En el último mes, la prensa
estadounidense ha publicado una serie de reportes sobre cuántas veces ha jugado
Trump al golf en sus nueve semanas en el cargo -13 veces en total- y cuánto le
ha costado esto a los contribuyentes de ese país.
Entre los gastos que la prensa ha
desglosado y exhibido, están los 1.5 millones en horas extras a los policías
locales que ha debido pagar el condado de Palm Beach, en Florida, durante los
viajes de fin de semana del presidente a su club Mar-a-Lago, además de 11
millones de gastos de avión y 24 mil dólares en rentas de carritos de golf para
los agentes del servicio secreto.
La prensa estadounidense ha
cuestionado e investigado también cuánto ha gastado el gobierno en los
traslados de la Primera Dama, Melania Trump, entre Nueva York, Washington y
Florida, la presencia de los familiares de Trump en la Casa Blanca, y cuánto
cuesta la seguridad de los hijos de Trump que no están involucrados con su
gobierno y se mantienen trabajando en los negocios inmobiliarios de su familia
en todo el mundo, protegidos por el Servicio Secreto.
¿Qué
sabemos en México sobre los frecuentes viajes de Peña Nieto a distintas playas
mexicanas, en especial a Punta Mita, en la Riviera de Nayarit, para practicar
el que también es su deporte favorito, el golf? Nada.

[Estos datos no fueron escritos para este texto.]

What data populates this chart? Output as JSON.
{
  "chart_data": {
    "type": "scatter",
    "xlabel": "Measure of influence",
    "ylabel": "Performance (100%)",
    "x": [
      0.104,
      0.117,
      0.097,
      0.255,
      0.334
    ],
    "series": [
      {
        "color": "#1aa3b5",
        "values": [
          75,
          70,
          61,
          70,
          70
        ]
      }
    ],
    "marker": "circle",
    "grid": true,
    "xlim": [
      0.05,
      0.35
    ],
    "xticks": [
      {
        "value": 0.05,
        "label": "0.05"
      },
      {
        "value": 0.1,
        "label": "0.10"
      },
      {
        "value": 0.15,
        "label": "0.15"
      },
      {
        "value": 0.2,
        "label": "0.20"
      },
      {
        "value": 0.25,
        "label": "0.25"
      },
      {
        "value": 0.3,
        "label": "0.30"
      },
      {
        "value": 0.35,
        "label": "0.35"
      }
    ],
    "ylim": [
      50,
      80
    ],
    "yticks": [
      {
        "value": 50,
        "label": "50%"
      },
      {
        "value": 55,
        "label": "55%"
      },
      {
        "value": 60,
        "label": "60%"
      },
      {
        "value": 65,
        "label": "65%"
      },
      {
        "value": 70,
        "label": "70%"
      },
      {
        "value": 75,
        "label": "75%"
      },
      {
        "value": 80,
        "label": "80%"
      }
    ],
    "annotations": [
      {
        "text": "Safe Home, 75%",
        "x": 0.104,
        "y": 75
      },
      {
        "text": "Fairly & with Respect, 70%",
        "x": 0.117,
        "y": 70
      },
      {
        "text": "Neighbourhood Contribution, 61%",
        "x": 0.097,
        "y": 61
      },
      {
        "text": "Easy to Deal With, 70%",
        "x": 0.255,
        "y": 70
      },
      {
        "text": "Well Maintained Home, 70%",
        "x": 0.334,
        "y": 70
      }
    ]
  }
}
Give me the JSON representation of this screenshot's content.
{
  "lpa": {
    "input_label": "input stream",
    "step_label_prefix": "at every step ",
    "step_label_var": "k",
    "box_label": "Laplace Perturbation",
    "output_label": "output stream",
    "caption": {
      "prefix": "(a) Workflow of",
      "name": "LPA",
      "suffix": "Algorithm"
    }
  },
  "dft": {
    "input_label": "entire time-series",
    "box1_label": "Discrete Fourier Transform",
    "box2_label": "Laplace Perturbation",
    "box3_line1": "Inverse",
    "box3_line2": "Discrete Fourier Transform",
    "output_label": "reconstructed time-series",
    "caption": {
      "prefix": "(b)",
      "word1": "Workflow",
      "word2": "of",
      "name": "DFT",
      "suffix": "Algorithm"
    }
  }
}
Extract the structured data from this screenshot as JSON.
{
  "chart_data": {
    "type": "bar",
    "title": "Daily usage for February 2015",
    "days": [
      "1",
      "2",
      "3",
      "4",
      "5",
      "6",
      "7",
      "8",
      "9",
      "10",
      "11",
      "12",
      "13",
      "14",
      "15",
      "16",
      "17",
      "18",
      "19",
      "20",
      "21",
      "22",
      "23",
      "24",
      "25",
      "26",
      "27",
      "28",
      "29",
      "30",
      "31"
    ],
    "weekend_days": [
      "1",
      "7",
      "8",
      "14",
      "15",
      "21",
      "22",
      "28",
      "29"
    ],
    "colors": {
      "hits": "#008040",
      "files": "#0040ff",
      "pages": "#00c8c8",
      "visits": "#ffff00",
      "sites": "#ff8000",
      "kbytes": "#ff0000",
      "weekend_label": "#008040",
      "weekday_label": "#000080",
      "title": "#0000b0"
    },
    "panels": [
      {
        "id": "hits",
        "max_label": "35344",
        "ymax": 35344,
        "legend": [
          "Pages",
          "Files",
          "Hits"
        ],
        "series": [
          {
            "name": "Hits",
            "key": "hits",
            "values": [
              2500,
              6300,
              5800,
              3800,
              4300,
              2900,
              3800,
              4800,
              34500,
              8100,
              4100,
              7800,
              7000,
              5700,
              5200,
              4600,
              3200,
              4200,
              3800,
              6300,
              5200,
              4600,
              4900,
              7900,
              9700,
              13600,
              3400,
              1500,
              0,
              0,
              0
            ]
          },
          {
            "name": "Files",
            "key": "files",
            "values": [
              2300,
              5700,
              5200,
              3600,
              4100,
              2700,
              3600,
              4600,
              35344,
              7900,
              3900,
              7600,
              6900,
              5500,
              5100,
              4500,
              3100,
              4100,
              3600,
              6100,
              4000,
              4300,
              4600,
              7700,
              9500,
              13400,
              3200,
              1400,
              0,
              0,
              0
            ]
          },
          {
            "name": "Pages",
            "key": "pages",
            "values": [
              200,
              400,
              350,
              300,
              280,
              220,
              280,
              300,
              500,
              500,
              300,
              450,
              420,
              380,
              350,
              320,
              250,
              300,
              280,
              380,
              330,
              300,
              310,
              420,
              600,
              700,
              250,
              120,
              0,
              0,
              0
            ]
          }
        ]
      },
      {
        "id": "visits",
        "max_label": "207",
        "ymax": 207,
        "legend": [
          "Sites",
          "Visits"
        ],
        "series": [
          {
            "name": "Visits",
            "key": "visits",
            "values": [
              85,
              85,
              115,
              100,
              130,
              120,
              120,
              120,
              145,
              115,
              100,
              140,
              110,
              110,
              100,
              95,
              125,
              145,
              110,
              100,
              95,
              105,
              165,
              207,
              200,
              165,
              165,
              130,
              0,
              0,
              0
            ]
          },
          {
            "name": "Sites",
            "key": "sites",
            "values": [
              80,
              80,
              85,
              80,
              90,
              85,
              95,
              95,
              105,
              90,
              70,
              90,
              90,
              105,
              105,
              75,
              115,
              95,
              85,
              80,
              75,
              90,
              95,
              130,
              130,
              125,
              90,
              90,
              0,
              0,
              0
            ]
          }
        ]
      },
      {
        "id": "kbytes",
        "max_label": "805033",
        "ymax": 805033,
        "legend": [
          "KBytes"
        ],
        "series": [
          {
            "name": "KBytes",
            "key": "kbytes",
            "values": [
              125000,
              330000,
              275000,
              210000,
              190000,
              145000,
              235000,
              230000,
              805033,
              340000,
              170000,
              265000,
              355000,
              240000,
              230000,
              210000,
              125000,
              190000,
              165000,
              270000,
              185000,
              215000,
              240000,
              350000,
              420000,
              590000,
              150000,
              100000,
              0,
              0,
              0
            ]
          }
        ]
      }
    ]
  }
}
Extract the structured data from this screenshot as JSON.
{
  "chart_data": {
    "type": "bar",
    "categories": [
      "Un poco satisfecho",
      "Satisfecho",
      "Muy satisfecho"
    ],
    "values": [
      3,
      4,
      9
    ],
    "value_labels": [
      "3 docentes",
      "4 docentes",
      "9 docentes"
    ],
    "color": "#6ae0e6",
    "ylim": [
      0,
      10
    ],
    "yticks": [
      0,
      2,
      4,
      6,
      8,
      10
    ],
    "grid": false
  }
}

En México, el cerrado aparato gubernamental del peñismo ha mantenido oculto
cuánto cuesta la seguridad del Presidente y su familia, aun cuando están de
vacaciones, cuánto gastan en ropa, en maquillaje, en peinados de diseñador, en
viajes a Europa con los amigos de sus hijos, en las fiestas que se realizan en
Los Pinos. En el gobierno mexicano, no sabemos, por ejemplo, cuánto se gasta en
tequila, en llamadas telefónicas con cargo al erario, o mucho más simple, en
gasolina y sueldos para los miembros del Estado Mayor presidencial.
El
gusto por el golf no es lo único que Peña Nieto y Trump tienen en común. Quizá
el rasgo más distintivo que en realidad los une es el desprecio por la prensa
crítica, que en caso de Trump se ha manifestado como una confrontación
directa y en el de Peña Nieto como un sutil boicot a los periodistas críticos
que no son aceptados en las giras presidenciales, o a los medios que no reciben
–por mandato- pautas de publicidad oficial.
En
el caso mexicano, la más cruda expresión de este desprecio estuvo en el despido
de los periodistas que investigaron el caso de la Casa Blanca del presidente
mexicano y su esposa, Angélica Rivera.
En la prensa estadounidense, la
mayor crítica hacia aquella visita relámpago de Trump a la Ciudad de México
estuvo en que, por primera vez, el candidato republicano había sido visto como
“presidencial”, ya que había sido tratado prácticamente como un visitante de
Estado. El impulso de esta imagen significó, para algunos expertos, el cambio
que devino en que la balanza hacia Trump se inclinara, y lo sacara del bache en
su campaña, que entonces lucía como definitivo.
En esa visita Trump no sólo aprendió
que podía verse a sí mismo como un Presidente. También presenció, por primera vez en una posición internacional fuera
de los límites de Miss Universo, que un mandatario en funciones sí puede dar
una “conferencia de prensa” sin responder preguntas, y puede echarse encima a
todo un país con una decisión que solo a él –y a un muy reducido grupo de
colaboradores- les parece buena idea. Aunque no lo sea.